A US military tribunal on Friday sentenced a Sudanese prisoner at Guantanamo to 14 years in prison for helping al-Qaeda and providing material support to terrorism.
However, under terms of a plea agreement, Noor Uthman Mohammed was not expected to serve the full sentence if he keeps his promise to cooperate with US investigators in other cases.
“If Mr Mohammed fails to comply with his promise to testify and cooperate, he can be required to serve all 14 years of his sentence,” the Pentagon said in a statement.
Captured in March 2002 in Pakistan, Mohammed is the sixth inmate at the US-run prison in Guantanamo Bay, Cuba, to be convicted and the third since US President Barack Obama took office.
In his guilty plea, Mohammed admitted he worked as a weapons instructor at a “terrorist training” camp in Afghanistan and agreed to teach “recruits to commit acts of terrorism in support of al--Qaeda or affiliated terrorist organizations engaged in hostilities against the United States,” the statement said.

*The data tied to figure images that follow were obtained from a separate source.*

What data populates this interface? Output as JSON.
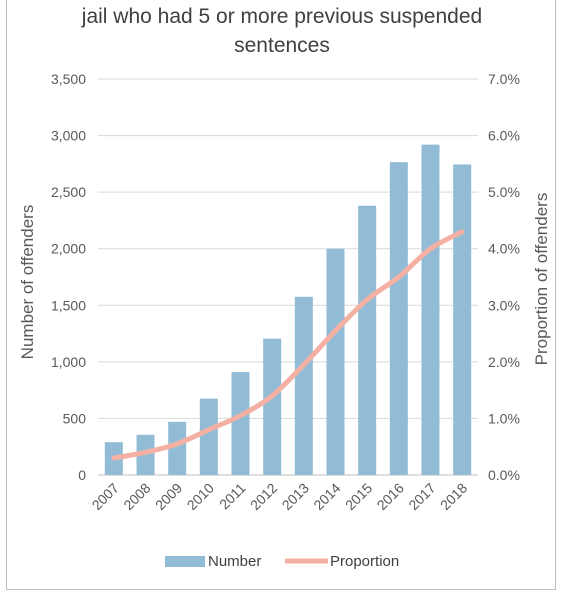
{
  "chart_data": {
    "type": "bar",
    "title_lines": [
      "jail who had 5 or more previous suspended",
      "sentences"
    ],
    "categories": [
      "2007",
      "2008",
      "2009",
      "2010",
      "2011",
      "2012",
      "2013",
      "2014",
      "2015",
      "2016",
      "2017",
      "2018"
    ],
    "series": [
      {
        "name": "Number",
        "type": "bar",
        "axis": "left",
        "color": "#92bcd6",
        "values": [
          290,
          355,
          470,
          675,
          910,
          1205,
          1575,
          2000,
          2380,
          2765,
          2920,
          2745
        ]
      },
      {
        "name": "Proportion",
        "type": "line",
        "axis": "right",
        "color": "#f4b0a3",
        "values": [
          0.3,
          0.4,
          0.55,
          0.8,
          1.05,
          1.4,
          1.95,
          2.55,
          3.1,
          3.5,
          4.0,
          4.3
        ]
      }
    ],
    "ylabel": "Number of offenders",
    "y2label": "Proportion of offenders",
    "ylim": [
      0,
      3500
    ],
    "y2lim": [
      0,
      7
    ],
    "yticks": [
      "0",
      "500",
      "1,000",
      "1,500",
      "2,000",
      "2,500",
      "3,000",
      "3,500"
    ],
    "y2ticks": [
      "0.0%",
      "1.0%",
      "2.0%",
      "3.0%",
      "4.0%",
      "5.0%",
      "6.0%",
      "7.0%"
    ],
    "grid": true,
    "legend": "bottom"
  }
}
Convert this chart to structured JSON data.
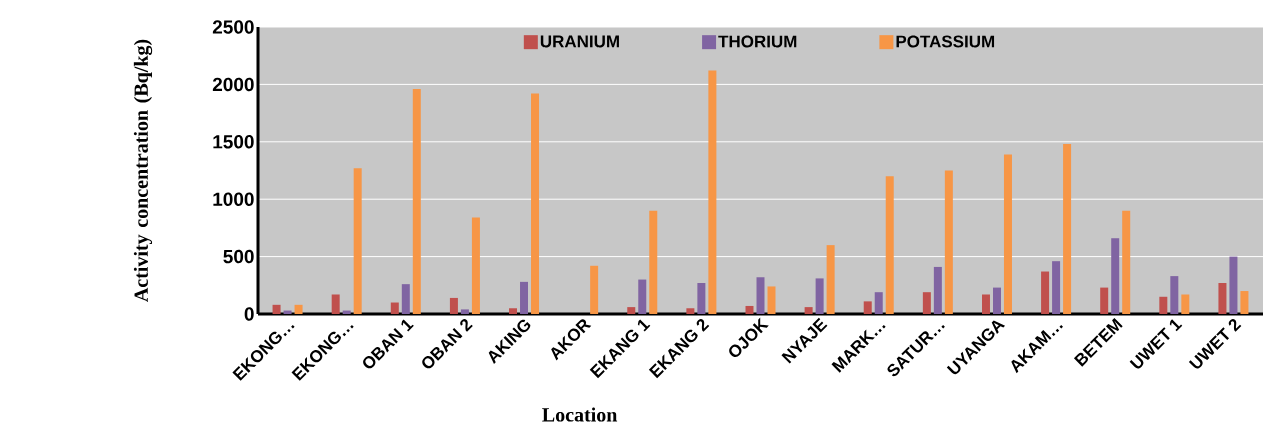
{
  "chart_data": {
    "type": "bar",
    "xlabel": "Location",
    "ylabel": "Activity  concentration (Bq/kg)",
    "categories": [
      "EKONG…",
      "EKONG…",
      "OBAN 1",
      "OBAN 2",
      "AKING",
      "AKOR",
      "EKANG 1",
      "EKANG 2",
      "OJOK",
      "NYAJE",
      "MARK…",
      "SATUR…",
      "UYANGA",
      "AKAM…",
      "BETEM",
      "UWET 1",
      "UWET 2"
    ],
    "series": [
      {
        "name": "URANIUM",
        "color": "#c0504d",
        "values": [
          80,
          170,
          100,
          140,
          50,
          0,
          60,
          50,
          70,
          60,
          110,
          190,
          170,
          370,
          230,
          150,
          270
        ]
      },
      {
        "name": "THORIUM",
        "color": "#8064a2",
        "values": [
          30,
          30,
          260,
          40,
          280,
          0,
          300,
          270,
          320,
          310,
          190,
          410,
          230,
          460,
          660,
          330,
          500
        ]
      },
      {
        "name": "POTASSIUM",
        "color": "#f79646",
        "values": [
          80,
          1270,
          1960,
          840,
          1920,
          420,
          900,
          2120,
          240,
          600,
          1200,
          1250,
          1390,
          1480,
          900,
          170,
          200
        ]
      }
    ],
    "ylim": [
      0,
      2500
    ],
    "yticks": [
      0,
      500,
      1000,
      1500,
      2000,
      2500
    ],
    "grid": "y",
    "legend": "top"
  }
}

Mohammed was a deputy commander of the camp in Khaldan, Afghanistan, starting in 1994, according to charge sheets.
Military prosecutors say al--Qaeda fighters and some hijackers in the Sept. 11, 2001, attacks passed through the paramilitary camp.
Mohammed confessed to training a convicted bomber who participated in the attack on the US embassy in Nairobi, Kenya, a member of a failed plot to bomb Los Angeles International Airport in 1999 and Zacarias Moussaoui, a French national sentenced to life in prison for complicity in the Sept. 11 attacks.